- DVD cover art
- Directed by: James Ivory
- Screenplay by: Ruth Prawer Jhabvala James Ivory
- Based on: The Householder by Ruth Prawer Jhabvala
- Produced by: Ismail Merchant
- Starring: Shashi Kapoor; Leela Naidu; Durga Khote;
- Cinematography: Subrata Mitra
- Edited by: Raja Ram Khetle
- Music by: Songs: Ustad Ali Akbar Khan Background Score: Vanraj Bhatia
- Color process: Black & white
- Distributed by: Columbia Pictures
- Release date: 1963;
- Running time: 101 minutes
- Country: India
- Languages: English Hindi
- Budget: $125,000

= The Householder =

The Householder (Hindi title: Gharbar) is a 1963 film by Merchant Ivory Productions, with direction by James Ivory (in his feature directorial debut) and a screenplay by Ivory and Ruth Prawer Jhabvala. It is based upon the 1960 novel of the same name by Jhabvala.

This was the first collaboration between producer Ismail Merchant and director James Ivory, a documentary filmmaker until then. They went on to make nearly forty films together, many of which were written by Ruth Prawer Jhabvala, who also wrote screenplays adapted from literary classics for them, such as Henry James' The Europeans (1979) and The Bostonians (1984), E. M. Forster's A Room with a View (1985) and Howards End (1992), and Peter Cameron's The City of Your Final Destination (2009).

==Synopsis==
Prem Sagar (Shashi Kapoor), a teacher at a private college in Delhi, marries Indu (Leela Naidu) in an arranged marriage and is still learning his role in the marriage, when the arrival of his mother (Durga Khote) spells doom to their budding relationship. Indu, unable to handle his mother's interference in the marriage, leaves Prem to return to her family. Prem searches for answers from a variety of people, including a Swami (Pahari Sanyal), who reveals the secret to a successful marriage, and as a result, Prem finally gains the maturity to love his wife.

==Cast==
- Shashi Kapoor - Prem Sagar
- Leela Naidu - Indu
- Durga Khote - Prem's mother
- Achala Sachdev - Mrs. Saigal
- Harindranath Chattopadhyay -Mr. Chadda
- Pratap Chandra Sen - Sohanlal
- Romesh Thapar - Mr. Khanna (The Principal)
- Indu Lele - Mrs. Khanna
- Pinchoo Kapoor - Mr. Saigal
- Prayag Raaj - Raj
- Shama Beg - Mrs. Raj
- Patsy Dance - Kitty
- Walter King - Professor
- Ernest Castaldo - Ernest
- Pahari Sanyal - Swami

==Production==
Ivory had shot the documentary The Delhi Way and was editing it in New York, when he met anthropologist Gitel Steed, who was developing a project based on her screenplay, Devgar about a village in Gujarat. Ismail Merchant was producing the film and had started getting together the finances for the film. Sidney Meyers was the director, while Ivory agreed to shoot the film, whose cast included Shashi Kapoor, Durga Khote and Leela Naidu. When the film fell through due to lack of complete financing, Merchant suggested the idea of The Householder, and the same cast was used. The film cost $125,000, with some of the money Ivory had borrowed from his father. It was made in two versions, Hindi and English, the latter was picked up for distribution in the United Kingdom by Columbia Pictures.

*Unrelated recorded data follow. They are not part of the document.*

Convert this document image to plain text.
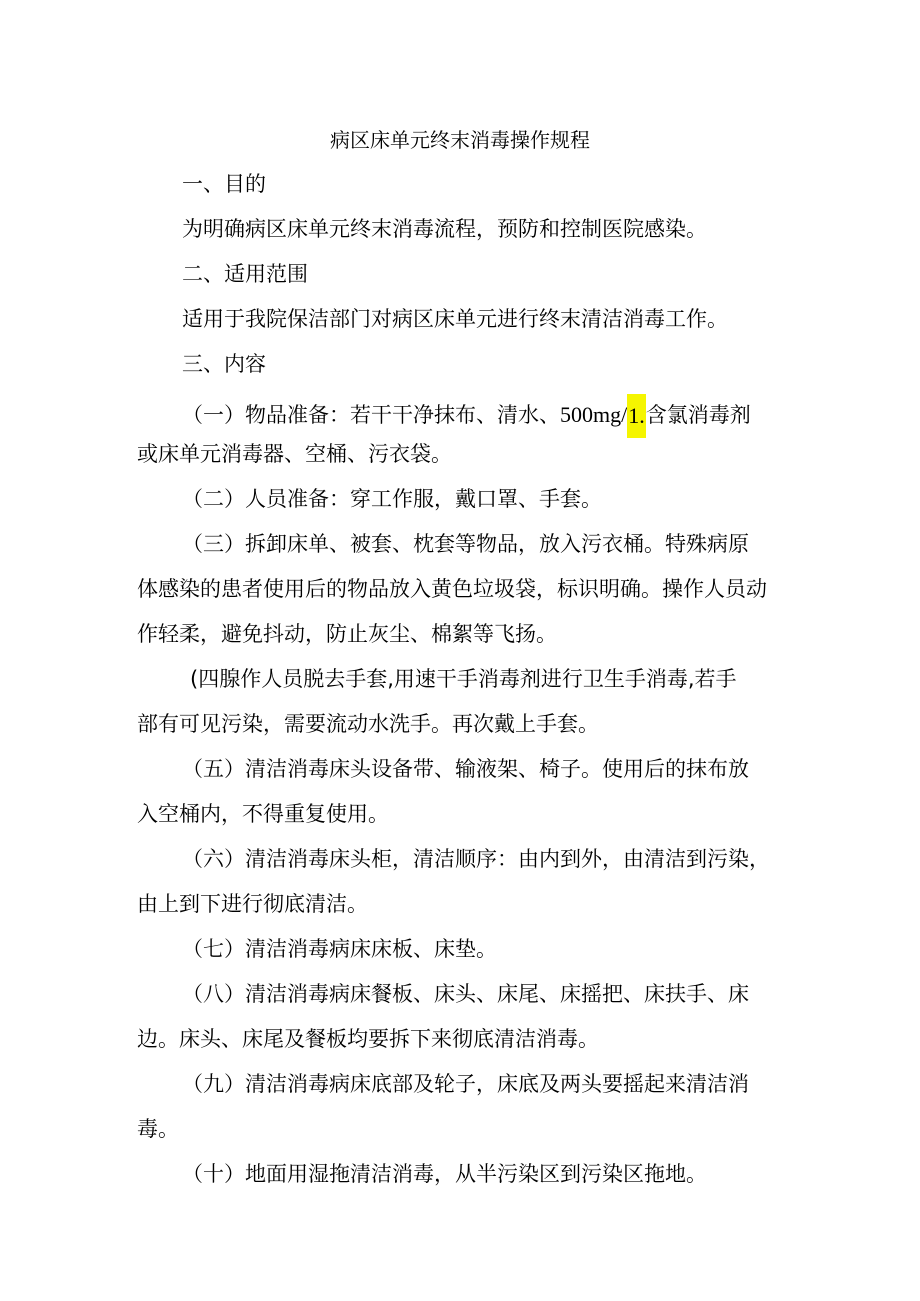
病区床单元终末消毒操作规程
一、目的
为明确病区床单元终末消毒流程，预防和控制医院感染。
二、适用范围
适用于我院保洁部门对病区床单元进行终末清洁消毒工作。
三、内容
（一）物品准备：若干干净抹布、清水、500mg/1.含氯消毒剂
或床单元消毒器、空桶、污衣袋。
（二）人员准备：穿工作服，戴口罩、手套。
（三）拆卸床单、被套、枕套等物品，放入污衣桶。特殊病原
体感染的患者使用后的物品放入黄色垃圾袋，标识明确。操作人员动
作轻柔，避免抖动，防止灰尘、棉絮等飞扬。
(四腺作人员脱去手套,用速干手消毒剂进行卫生手消毒,若手
部有可见污染，需要流动水洗手。再次戴上手套。
（五）清洁消毒床头设备带、输液架、椅子。使用后的抹布放
入空桶内，不得重复使用。
（六）清洁消毒床头柜，清洁顺序：由内到外，由清洁到污染，
由上到下进行彻底清洁。
（七）清洁消毒病床床板、床垫。
（八）清洁消毒病床餐板、床头、床尾、床摇把、床扶手、床
边。床头、床尾及餐板均要拆下来彻底清洁消毒。
（九）清洁消毒病床底部及轮子，床底及两头要摇起来清洁消
毒。
（十）地面用湿拖清洁消毒，从半污染区到污染区拖地。
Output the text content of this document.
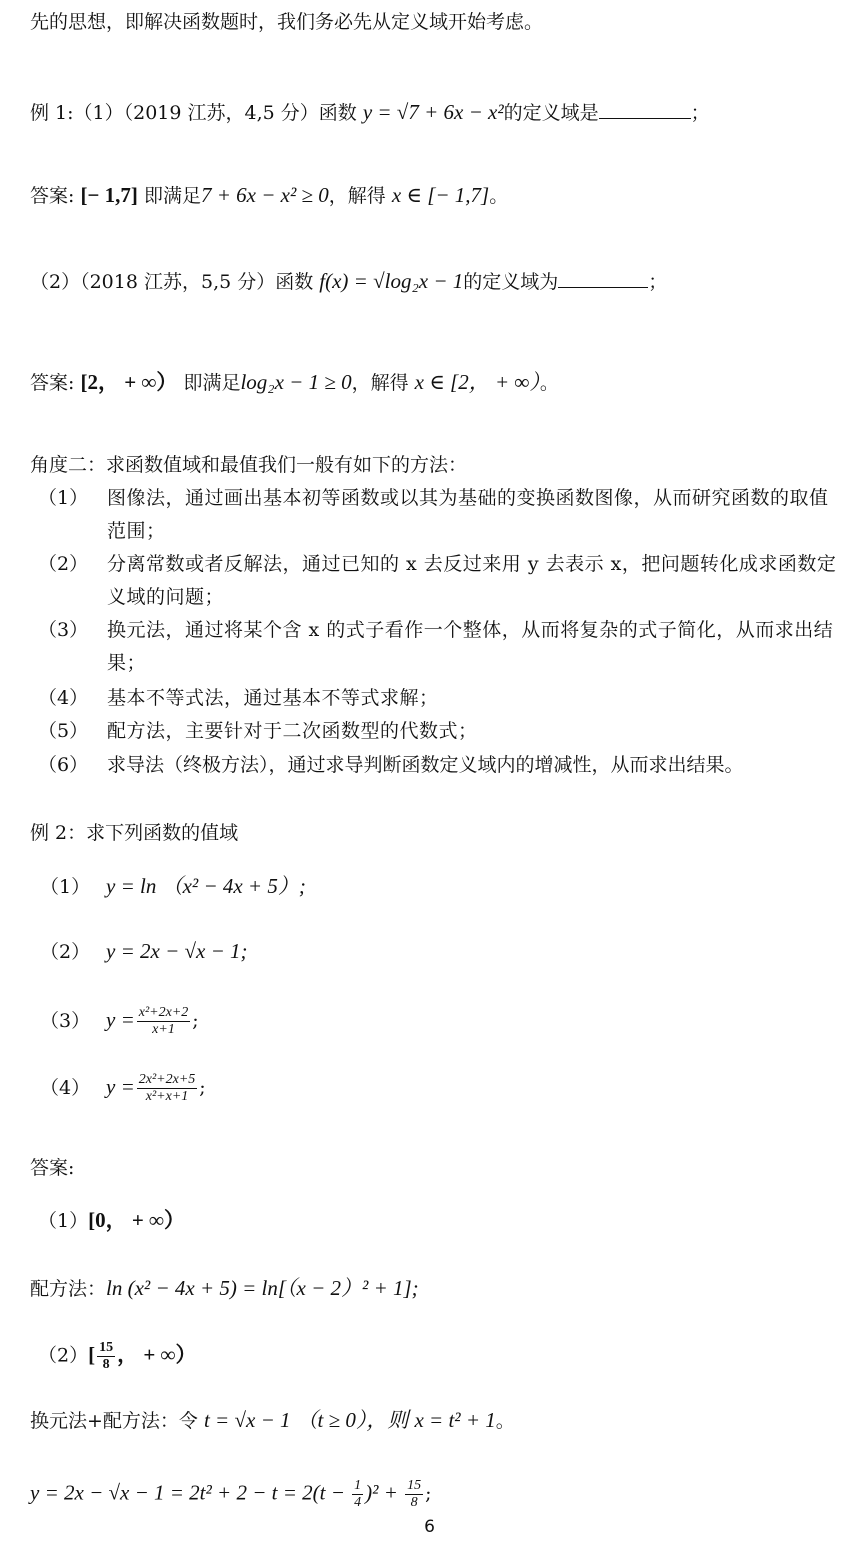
先的思想，即解决函数题时，我们务必先从定义域开始考虑。
例 1:（1）（2019 江苏，4,5 分）函数 y = √7 + 6x − x²的定义域是	；
答案: [− 1,7] 即满足7 + 6x − x² ≥ 0，解得 x ∈ [− 1,7]。
（2）（2018 江苏，5,5 分）函数 f(x) = √log₂x − 1的定义域为	；
答案: [2， + ∞） 即满足log₂x − 1 ≥ 0，解得 x ∈ [2， + ∞）。
角度二：求函数值域和最值我们一般有如下的方法：
（1） 图像法，通过画出基本初等函数或以其为基础的变换函数图像，从而研究函数的取值范围；
（2） 分离常数或者反解法，通过已知的 x 去反过来用 y 去表示 x，把问题转化成求函数定义域的问题；
（3） 换元法，通过将某个含 x 的式子看作一个整体，从而将复杂的式子简化，从而求出结果；
（4） 基本不等式法，通过基本不等式求解；
（5） 配方法，主要针对于二次函数型的代数式；
（6） 求导法（终极方法），通过求导判断函数定义域内的增减性，从而求出结果。
例 2：求下列函数的值域
（1） y = ln （x² − 4x + 5）;
（2） y = 2x − √x − 1;
（3） $y = \frac{\text{x²+2x+2}}{x+1}$ ;
（4） $y = \frac{\text{2x²+2x+5}}{\text{x²+x+1}}$ ;
答案:
（1）[0， + ∞）
配方法：ln (x² − 4x + 5) = ln[（x − 2）² + 1];
$(2)[ \frac{15}{8}$ ， + ∞）
换元法+配方法：令 t = √x − 1 （t ≥ 0），则 x = t² + 1。
$y = 2x - √x - 1 = 2t^2 + 2 - t = 2(t - \frac{1}{4} )^2 + \frac{15}{8}$ ;
6
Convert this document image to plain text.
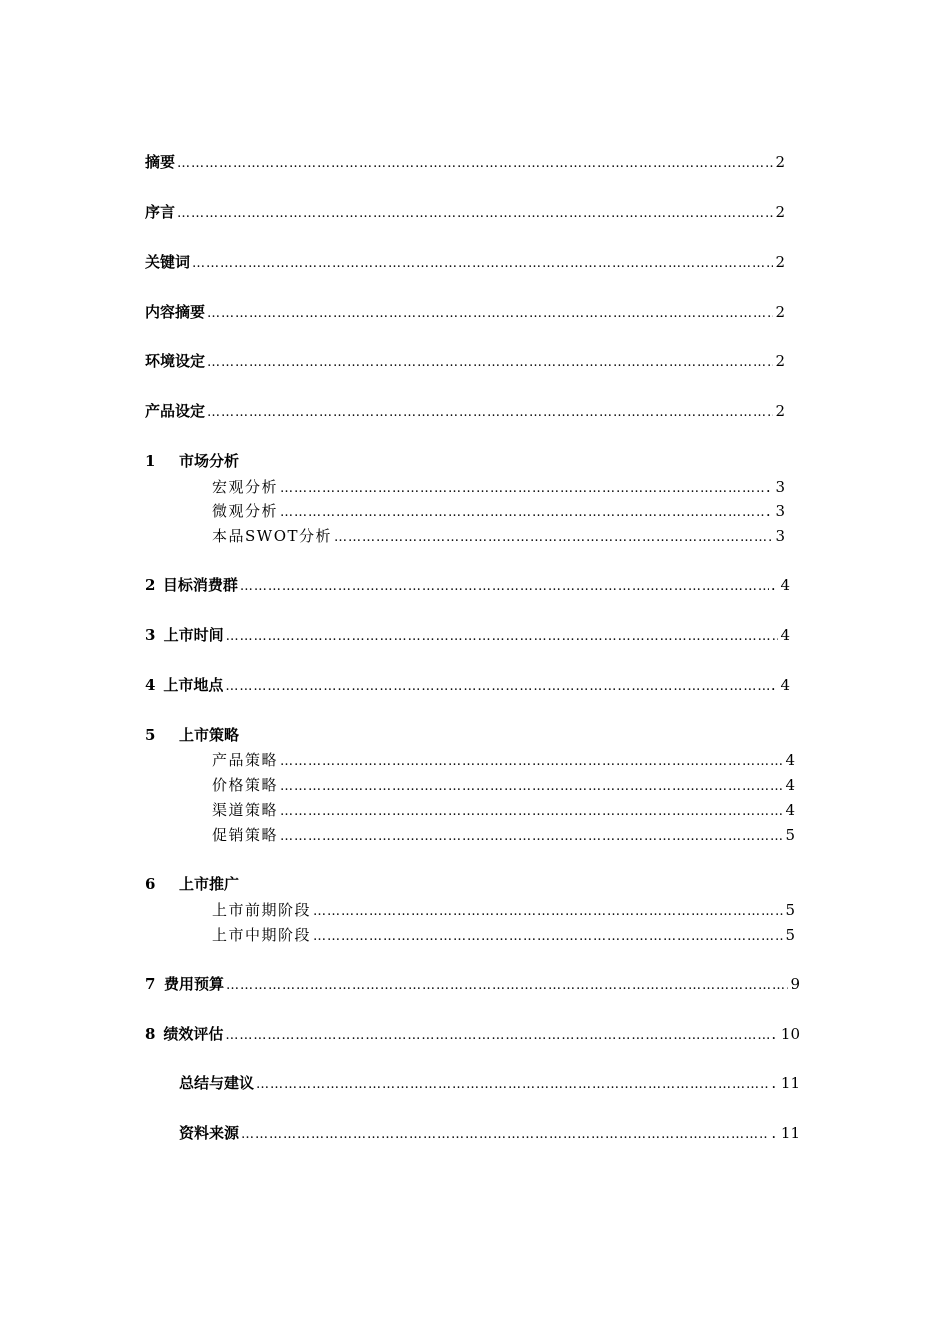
摘要 ………………………………………………………………………………………………………………………………………………………………………………………………	2
序言 ………………………………………………………………………………………………………………………………………………………………………………………………	2
关键词 ………………………………………………………………………………………………………………………………………………………………………………………………	2
内容摘要 ………………………………………………………………………………………………………………………………………………………………………………………………	2
环境设定 ………………………………………………………………………………………………………………………………………………………………………………………………	2
产品设定 ………………………………………………………………………………………………………………………………………………………………………………………………	2
1	市场分析
宏观分析 ………………………………………………………………………………………………………………………………………………………………………………………………	. 3
微观分析 ………………………………………………………………………………………………………………………………………………………………………………………………	. 3
本品SWOT分析 ………………………………………………………………………………………………………………………………………………………………………………………………	3
2 目标消费群 ………………………………………………………………………………………………………………………………………………………………………………………………	. 4
3 上市时间 ………………………………………………………………………………………………………………………………………………………………………………………………	4
4 上市地点 ………………………………………………………………………………………………………………………………………………………………………………………………	. 4
5	上市策略
产品策略 ………………………………………………………………………………………………………………………………………………………………………………………………	4
价格策略 ………………………………………………………………………………………………………………………………………………………………………………………………	4
渠道策略 ………………………………………………………………………………………………………………………………………………………………………………………………	4
促销策略 ………………………………………………………………………………………………………………………………………………………………………………………………	5
6	上市推广
上市前期阶段 ………………………………………………………………………………………………………………………………………………………………………………………………	5
上市中期阶段 ………………………………………………………………………………………………………………………………………………………………………………………………	5
7 费用预算 ………………………………………………………………………………………………………………………………………………………………………………………………	9
8 绩效评估 ………………………………………………………………………………………………………………………………………………………………………………………………	. 10
总结与建议 ………………………………………………………………………………………………………………………………………………………………………………………………	. 11
资料来源 ………………………………………………………………………………………………………………………………………………………………………………………………	. 11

Shooting for the film started in 1961 and was completed in 1963. The film was shot entirely on location in Delhi, Mehrauli and Ghaziabad. Satyajit Ray exerted an important influence both on Ivory and Merchant, as well as on this film. In an uncredited assist, he supervised the film's music production and re-cut the film for Merchant and Ivory. He also lent his cameraman, Subrata Mitra, as the director of photography, and as a result the film is infused with the fluid, restrained lyricism that characterizes Ray's work.

An interesting feature of this film was the use of background music which included Hindi/Urdu songs such as "Chahe koi mujhe junglee kahe" (singer Mohammed Rafi from the film Junglee), "Jiya ho Jiya kuch bol do" (Lata Mangeshkar from the film Jab Pyar Kisi Se Hota Hai, 1961) and also movement IV from Symphony No. 9 (Beethoven), with only one on screen spiritual song (bhajan) "Ram dar se jab paeyo". This went against the traditional structure of contemporary Hindi films being by and large musicals featuring playback singing.

==Crew==
- Music: Ustad Ali Akbar Khan
- Incidental music
  - Jyotirendera Moitra
  - Vanraj Bhatia
- Costume design - Bettina Gill
- Production - Bhanu Ghosh
- Hindi dialogue - R.G. Anand

==Reception==
A Channel 4 review called it "a low-key but rewarding character piece" and "an artful social satire and also a quietly affecting love story", while The New York Times was dismissive. Mike Clark of USA Today called it: "...A charming comedy of marital discord...", gave it, 31/2 out of 4 stars.